Parmi elles, de nombreuses Françaises – ainsi que très souvent leurs enfants – un peu partout dans le monde. Étant active sur les réseaux sociaux, mon attention a été attirée par les interpellations régulière d’une personne, Isabelle Tiné, une Française ex-expatriée et rentrée en France, qui gère un groupe Facebook pour les femmes en situation familiale difficile à l’étranger et leur vient en aide du mieux qu’elle le peut.
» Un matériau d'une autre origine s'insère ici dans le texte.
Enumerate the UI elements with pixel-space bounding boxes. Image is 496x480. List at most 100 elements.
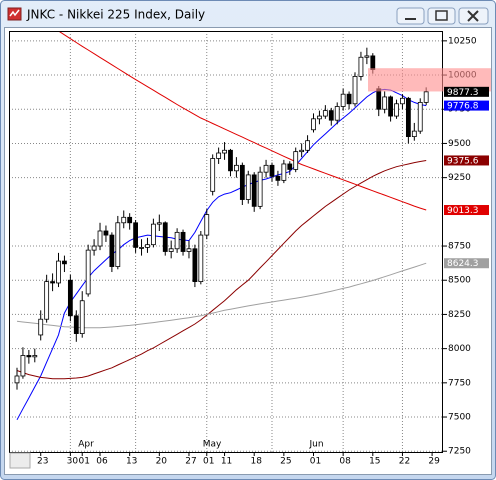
candle-body [103, 230, 109, 236]
month-label: Jun [309, 440, 324, 450]
candle-body [204, 214, 210, 236]
window-buttons [396, 7, 489, 25]
close-glyph [467, 10, 479, 22]
candle-body [20, 355, 26, 377]
window-title: JNKC - Nikkei 225 Index, Daily [26, 8, 205, 22]
candle-body [364, 55, 370, 58]
candle-body [340, 93, 346, 107]
candle-body [417, 102, 423, 132]
candle-body [234, 164, 239, 172]
candle-body [186, 248, 192, 252]
x-tick-label: 13 [126, 457, 137, 467]
candle-body [251, 174, 257, 207]
candle-body [317, 115, 322, 120]
candle-body [150, 223, 156, 246]
y-tick-label: 8250 [448, 310, 471, 320]
candle-body [79, 300, 85, 334]
candle-body [62, 260, 67, 265]
month-label: Apr [78, 440, 94, 450]
plot-frame [9, 31, 443, 453]
candle-body [281, 163, 287, 181]
candle-body [192, 248, 198, 283]
x-tick-label: 29 [428, 457, 440, 467]
scroll-box [9, 452, 31, 469]
moving-average [57, 31, 427, 211]
candle-body [133, 222, 139, 248]
candle-body [334, 106, 340, 121]
x-tick-label: 06 [96, 457, 108, 467]
candle-body [257, 171, 263, 207]
candle-body [156, 222, 162, 225]
candle-body [145, 244, 150, 248]
candle-body [376, 88, 382, 110]
candle-body [358, 56, 364, 77]
x-tick-label: 30 [67, 457, 79, 467]
maximize-button[interactable] [427, 7, 456, 25]
candle-body [269, 164, 275, 177]
candle-body [245, 174, 251, 200]
x-tick-label: 15 [369, 457, 380, 467]
price-label-box [444, 155, 489, 166]
candle-body [26, 355, 32, 358]
y-tick-label: 7500 [448, 413, 471, 423]
candle-body [411, 130, 417, 138]
candle-body [168, 248, 174, 252]
candle-body [14, 375, 20, 384]
candle-body [32, 355, 38, 358]
candle-body [311, 118, 316, 131]
candle-body [216, 152, 222, 159]
candle-body [174, 231, 180, 250]
price-zone [368, 68, 491, 92]
price-label-box [444, 86, 489, 97]
candle-body [44, 281, 50, 320]
candle-body [210, 158, 216, 192]
candle-body [228, 149, 233, 172]
candle-body [162, 222, 168, 252]
minimize-button[interactable] [396, 7, 425, 25]
candle-body [287, 163, 293, 170]
price-label: 9375.6 [447, 156, 479, 166]
candle-body [423, 91, 429, 103]
plot [9, 31, 443, 453]
candle-body [50, 281, 55, 284]
y-tick-label: 8750 [448, 242, 471, 252]
price-label-box [444, 205, 489, 216]
candle-body [91, 245, 97, 251]
candle-body [293, 151, 299, 170]
x-tick-label: 01 [79, 457, 90, 467]
candle-body [370, 55, 376, 70]
candle-body [109, 234, 115, 267]
moving-average [16, 88, 427, 421]
candle-body [67, 279, 73, 317]
x-tick-label: 08 [339, 457, 351, 467]
x-tick-label: 01 [203, 457, 214, 467]
y-tick-label: 8000 [448, 344, 471, 354]
candle-body [180, 231, 186, 252]
maximize-glyph [435, 10, 448, 21]
y-tick-label: 10250 [448, 36, 477, 46]
price-label: 9877.3 [447, 88, 479, 98]
x-tick-label: 01 [310, 457, 321, 467]
price-label-box [444, 258, 489, 269]
moving-average [16, 262, 427, 329]
candle-body [97, 230, 103, 247]
candle-body [56, 260, 61, 284]
candle-body [352, 76, 358, 105]
x-tick-label: 27 [185, 457, 196, 467]
x-tick-label: 11 [221, 457, 232, 467]
price-label: 9013.3 [447, 206, 479, 216]
price-label-box [444, 100, 489, 111]
candle-body [405, 97, 411, 138]
candle-body [400, 97, 405, 105]
candle-body [328, 110, 334, 121]
candle-body [85, 249, 91, 295]
candle-body [346, 93, 352, 105]
y-tick-label: 7250 [448, 447, 471, 457]
candle-body [394, 103, 399, 117]
candle-body [198, 234, 204, 283]
candle-body [275, 175, 281, 181]
y-tick-label: 9250 [448, 173, 471, 183]
month-label: May [203, 440, 222, 450]
price-label: 8624.3 [447, 259, 479, 269]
Après un entretien téléphonique avec elle, j’ai effectivement constaté, après vérification, que les sites Internet des ambassades et des consulats ne contiennent aucune information de nature à aider ces personnes en situation d’urgence. J’ai également constaté que des parlementaires avaient déjà tiré la sonnette d’alarme mais que rien ne semblait avancer et c’est ce qui m’a amené à remettre officiellement le sujet sur la table.
Des engagements ont été pris oralement par l’administration pendant la dernière session de l'Assemblée des Français de l'Etranger. J’attends des mesures concrètes et rapides.
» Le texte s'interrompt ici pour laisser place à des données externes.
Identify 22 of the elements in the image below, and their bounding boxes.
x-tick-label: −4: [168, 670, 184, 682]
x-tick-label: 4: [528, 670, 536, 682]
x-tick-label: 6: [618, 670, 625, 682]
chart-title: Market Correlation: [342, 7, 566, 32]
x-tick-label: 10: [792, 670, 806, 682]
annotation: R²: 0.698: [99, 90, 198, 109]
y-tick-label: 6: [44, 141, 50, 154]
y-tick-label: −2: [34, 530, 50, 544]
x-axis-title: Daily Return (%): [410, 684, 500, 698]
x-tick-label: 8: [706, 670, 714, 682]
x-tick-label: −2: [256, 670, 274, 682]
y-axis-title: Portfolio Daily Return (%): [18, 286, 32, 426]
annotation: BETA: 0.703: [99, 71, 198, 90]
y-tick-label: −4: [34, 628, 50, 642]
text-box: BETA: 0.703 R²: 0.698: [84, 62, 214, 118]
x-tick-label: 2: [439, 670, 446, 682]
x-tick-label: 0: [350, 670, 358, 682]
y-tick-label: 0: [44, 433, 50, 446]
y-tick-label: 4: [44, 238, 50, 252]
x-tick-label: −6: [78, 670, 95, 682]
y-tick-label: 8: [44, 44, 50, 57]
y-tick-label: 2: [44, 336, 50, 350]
(2015: Anne Henry-Werner avec
la Sénatrice Claudine Lepage)
Cette thématique intéresse particulièrement les membres du collectif Français au Cambodge - Plus Forts Ensemble ! Il y a quelques mois, nous avions déjà interviewé la Sénatrice Claudine Lepage. Concrètement quelles solutions proposez-vous pour agir à l’étranger ?
Comme je l’ai dit précédemment, les sites des ambassades et consulats n’affichent aucune information, malgré les interpellations de parlementaires, dont Claudine Lepage. Certes les législations locales et les principes de non-ingérence empêchent parfois une assistance active, mais information, orientation et soutien devraient être une évidence pour nos services consulaires. Ces informations doivent être de différentes natures et adaptées aux conditions locales.
En effet, il peut arriver qu’une personne ne souhaite pas expliquer sa situation personnelle directement au consulat, tout simplement parce qu’au sein d’une petite communauté francophone, tout le monde se connaît et que le conjoint peut être une personnalité en vue.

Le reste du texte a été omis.